On Wednesday, National Public Radio broadcast a piece that made it appallingly clear that we have not cleaned up our character in Iraq. Humiliation remains a primary weapon. For all the soldiers who have a heart, a lot also appear to have lost their minds.

NPR reporter Philip Reeves followed American soldiers around Mosul. At one point, the soldiers decided to take over a civilian house for two hours as a surveillance post. A lieutenant said to the surprised family of the house, ''Listen to me. Let me make this really clear for you. We need to be in your house for two hours. Everybody in this house will stay here."

When the family continue to appear to be ''baffled and unhappy," another soldier stepped in and said (with obscenities bleeped out by NPR):

''Look, check this out. You tell them this. You're not [bleep] leaving. Nobody's [bleep] leaving this house. You're not using the phone. Anybody comes, they're going to [bleep] stay here. OK? You give me a [bleep] hard time, I'll turn you [bleep] guys into the commandos, and they'll [bleep] you up."

In the background, one soldier said, ''Hey don't translate that." Another soldier added, ''Yeah, don't say that." The soldier with the foul mouth said, ''That's what I tell them all the time." Again, a soldier said, ''You shouldn't say that."

Bush has boasted how ''Iraqis have laid the foundations of a free society, with hundreds of independent newspapers." The reality was a bit more totalitarian. The featured soldiers handed out a newspaper full of favorable news about the US-installed government. When they saw that two young Iraqis had ripped up the newspaper, a soldier took one aside and asked, ''Why are you ripping up the paper? Why are you ripping up the paper?"

A staff sergeant told NPR, ''When a guy tears up a paper in my face, it looks like he's disrespecting everything we're trying to do. Maybe he knows somebody. Or maybe he is somebody. But it's just blatant for him to tear it up in my face and then lie about it. It's blatant. He blatantly disrespected everything that we're trying to accomplish."

Finally a supervising soldier, playing the benevolent occupier, told the young Iraqi, ''If you tore up the paper, that's fine. If you didn't tear up the paper, that's fine. Don't tear up the papers in the future, OK?"

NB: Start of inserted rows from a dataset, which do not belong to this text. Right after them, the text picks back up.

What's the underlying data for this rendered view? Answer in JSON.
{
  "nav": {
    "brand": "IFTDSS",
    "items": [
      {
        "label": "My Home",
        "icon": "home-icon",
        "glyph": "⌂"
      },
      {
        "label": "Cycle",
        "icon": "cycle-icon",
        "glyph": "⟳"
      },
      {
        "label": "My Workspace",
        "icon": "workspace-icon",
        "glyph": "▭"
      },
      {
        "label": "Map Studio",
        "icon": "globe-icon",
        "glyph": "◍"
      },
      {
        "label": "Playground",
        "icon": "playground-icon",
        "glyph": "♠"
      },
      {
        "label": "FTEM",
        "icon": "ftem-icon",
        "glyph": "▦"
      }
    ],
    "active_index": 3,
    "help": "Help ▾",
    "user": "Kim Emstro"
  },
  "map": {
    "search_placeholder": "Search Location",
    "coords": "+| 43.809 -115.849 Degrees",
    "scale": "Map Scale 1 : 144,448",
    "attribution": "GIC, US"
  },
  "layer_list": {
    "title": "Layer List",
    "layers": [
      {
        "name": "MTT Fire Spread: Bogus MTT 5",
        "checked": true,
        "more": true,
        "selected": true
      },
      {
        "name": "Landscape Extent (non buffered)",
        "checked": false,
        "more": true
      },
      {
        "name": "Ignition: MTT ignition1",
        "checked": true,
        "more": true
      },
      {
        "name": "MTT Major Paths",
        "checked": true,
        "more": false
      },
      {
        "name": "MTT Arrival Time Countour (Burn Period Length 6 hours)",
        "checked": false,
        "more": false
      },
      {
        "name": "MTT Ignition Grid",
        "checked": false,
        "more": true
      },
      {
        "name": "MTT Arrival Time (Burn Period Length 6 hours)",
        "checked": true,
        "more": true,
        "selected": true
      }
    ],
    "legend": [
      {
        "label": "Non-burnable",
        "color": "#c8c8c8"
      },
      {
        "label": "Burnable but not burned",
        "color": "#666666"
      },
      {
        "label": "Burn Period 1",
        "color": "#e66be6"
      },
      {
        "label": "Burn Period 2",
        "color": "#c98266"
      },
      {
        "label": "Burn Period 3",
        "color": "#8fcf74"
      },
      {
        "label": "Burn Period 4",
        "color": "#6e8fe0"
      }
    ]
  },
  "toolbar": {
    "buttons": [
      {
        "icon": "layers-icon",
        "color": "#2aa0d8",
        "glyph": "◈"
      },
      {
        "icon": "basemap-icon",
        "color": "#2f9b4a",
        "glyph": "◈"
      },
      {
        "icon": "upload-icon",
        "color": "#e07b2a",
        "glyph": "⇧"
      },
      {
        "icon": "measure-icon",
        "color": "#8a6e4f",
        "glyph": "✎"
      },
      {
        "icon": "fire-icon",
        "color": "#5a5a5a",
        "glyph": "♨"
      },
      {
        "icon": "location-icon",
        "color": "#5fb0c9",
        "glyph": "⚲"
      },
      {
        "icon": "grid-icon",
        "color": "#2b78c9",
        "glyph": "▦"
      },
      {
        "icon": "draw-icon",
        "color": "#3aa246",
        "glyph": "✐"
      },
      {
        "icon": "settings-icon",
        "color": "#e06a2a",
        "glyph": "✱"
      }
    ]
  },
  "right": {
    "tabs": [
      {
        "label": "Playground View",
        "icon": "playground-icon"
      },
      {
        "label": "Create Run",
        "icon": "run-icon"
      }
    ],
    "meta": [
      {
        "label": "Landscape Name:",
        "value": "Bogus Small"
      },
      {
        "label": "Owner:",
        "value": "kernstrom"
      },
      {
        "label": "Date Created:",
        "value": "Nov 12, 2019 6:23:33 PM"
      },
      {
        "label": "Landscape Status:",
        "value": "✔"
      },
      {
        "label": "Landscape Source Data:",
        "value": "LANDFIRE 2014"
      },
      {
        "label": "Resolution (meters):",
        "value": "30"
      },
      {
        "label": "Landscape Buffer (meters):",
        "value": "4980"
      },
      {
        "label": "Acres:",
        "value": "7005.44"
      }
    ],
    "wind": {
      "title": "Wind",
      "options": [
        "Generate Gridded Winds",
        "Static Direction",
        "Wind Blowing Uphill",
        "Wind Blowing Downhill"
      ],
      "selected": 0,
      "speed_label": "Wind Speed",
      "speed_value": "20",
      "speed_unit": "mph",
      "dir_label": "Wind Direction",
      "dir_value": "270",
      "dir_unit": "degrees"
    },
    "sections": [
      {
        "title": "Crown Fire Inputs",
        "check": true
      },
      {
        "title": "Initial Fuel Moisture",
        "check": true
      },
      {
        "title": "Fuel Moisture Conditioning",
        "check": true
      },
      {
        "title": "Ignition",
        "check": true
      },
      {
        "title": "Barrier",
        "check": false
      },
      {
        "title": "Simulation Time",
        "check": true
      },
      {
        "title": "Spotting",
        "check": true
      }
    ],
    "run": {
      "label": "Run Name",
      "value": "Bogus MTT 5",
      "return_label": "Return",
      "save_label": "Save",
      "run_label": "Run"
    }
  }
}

This is not to tear up the soldiers. They are but pawns of President Bush, who declared major combat operations over under the banner of ''Mission Accomplished" two years ago. If all that soldiers can now accomplish is curse at baffled Iraqi families and berate people in the streets for exercising what we consider the right of free speech to tear up a newspaper, then there is no mission.

In a sign of their morass, the soldiers described themselves in lowly terms far removed from the pre-invasion build-up, when Vice President Dick Cheney said ''we will be greeted as liberators." The supervising soldier in Mosul told NPR as his armored vehicle cruised the streets, ''If you look on the walls here, you can see all this graffiti. We've really taken to the streets here kind of like a gang unit would in, say, LA. It's a giant gang war, and we've got the biggest gang, so every time we see graffiti, we mark it out, we tag it with 'US Forces,' and we say, 'Hey look, this is our block.' "

Funny, when Bush told us we were liberating the Iraqi people, he said nothing about employing the Crips and Bloods.